Strong 30 Year Reopening Concludes Treasury Auctions For The Week

If yesterday’s 10 Year auction was a little on the weak side, stopping through the When Issued by 0.2 bps, there were no such problems for today’s last of the week 29-year 10-month reopening auction, which just priced $13 billion of the previously issued CUSIP RD2, at a high yield of 3.899%, through the 3.906% WI. The strength was not only in the pricing, but the Bid to Cover as well, which came at 2.57, above last month’s 2.35, and also above the 12 month trailing average of 2.45. Finally, the internals were strong as well, with Dealers taking down 38.1%, the lowest since October’s 35.5%, leaving 44.4% for Indirects, above the 38.6% average, if a tad below last month’s 46.0%, and Directs holding 17.5% of the final allotment, up from 12.5%, and above the 15.9% TTM average.
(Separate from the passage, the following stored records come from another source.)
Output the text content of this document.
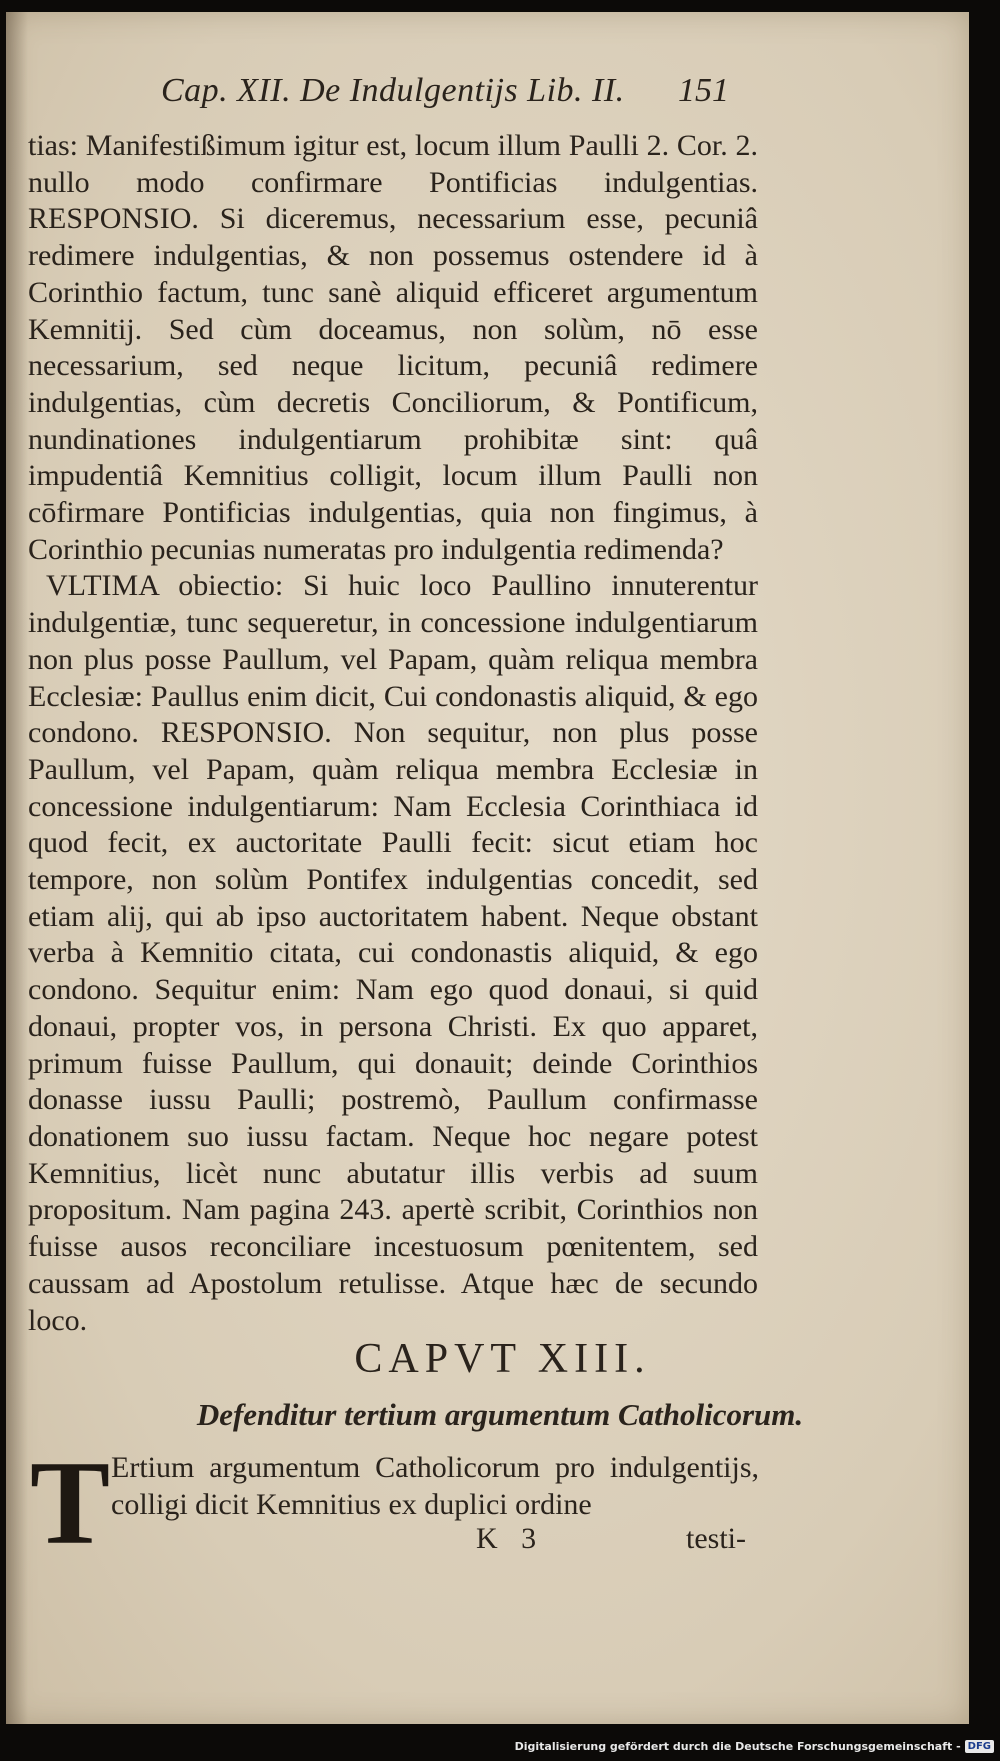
Cap. XII. De Indulgentijs Lib. II. 151

tias: Manifestißimum igitur est, locum illum Paulli 2. Cor. 2. nullo modo confirmare Pontificias indulgentias. RESPONSIO. Si diceremus, necessarium esse, pecuniâ redimere indulgentias, & non possemus ostendere id à Corinthio factum, tunc sanè aliquid efficeret argumentum Kemnitij. Sed cùm doceamus, non solùm, nō esse necessarium, sed neque licitum, pecuniâ redimere indulgentias, cùm decretis Conciliorum, & Pontificum, nundinationes indulgentiarum prohibitæ sint: quâ impudentiâ Kemnitius colligit, locum illum Paulli non cōfirmare Pontificias indulgentias, quia non fingimus, à Corinthio pecunias numeratas pro indulgentia redimenda?

VLTIMA obiectio: Si huic loco Paullino innuterentur indulgentiæ, tunc sequeretur, in concessione indulgentiarum non plus posse Paullum, vel Papam, quàm reliqua membra Ecclesiæ: Paullus enim dicit, Cui condonastis aliquid, & ego condono. RESPONSIO. Non sequitur, non plus posse Paullum, vel Papam, quàm reliqua membra Ecclesiæ in concessione indulgentiarum: Nam Ecclesia Corinthiaca id quod fecit, ex auctoritate Paulli fecit: sicut etiam hoc tempore, non solùm Pontifex indulgentias concedit, sed etiam alij, qui ab ipso auctoritatem habent. Neque obstant verba à Kemnitio citata, cui condonastis aliquid, & ego condono. Sequitur enim: Nam ego quod donaui, si quid donaui, propter vos, in persona Christi. Ex quo apparet, primum fuisse Paullum, qui donauit; deinde Corinthios donasse iussu Paulli; postremò, Paullum confirmasse donationem suo iussu factam. Neque hoc negare potest Kemnitius, licèt nunc abutatur illis verbis ad suum propositum. Nam pagina 243. apertè scribit, Corinthios non fuisse ausos reconciliare incestuosum pœnitentem, sed caussam ad Apostolum retulisse. Atque hæc de secundo loco.

CAPVT XIII.
Defenditur tertium argumentum Catholicorum.
T Ertium argumentum Catholicorum pro indulgentijs, colligi dicit Kemnitius ex duplici ordine

K 3	testi-
Digitalisierung gefördert durch die Deutsche Forschungsgemeinschaft - DFG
As a result of the strong auction, the kneejerk reaction in the Ultra was a 10 tick higher move from 137.07 to 137.17, and also helped push the entire jittery complex higher.

Of note: as in yesterday’s 10 Year reopening, which had never been bid in recent POMOs, so no dealers had sold the RD2 CUSIP to the Fed on recent occasions. Now that they have $5 billion more of long-dated paper which even Bill Gross is shorting, expect this to change rather quickly.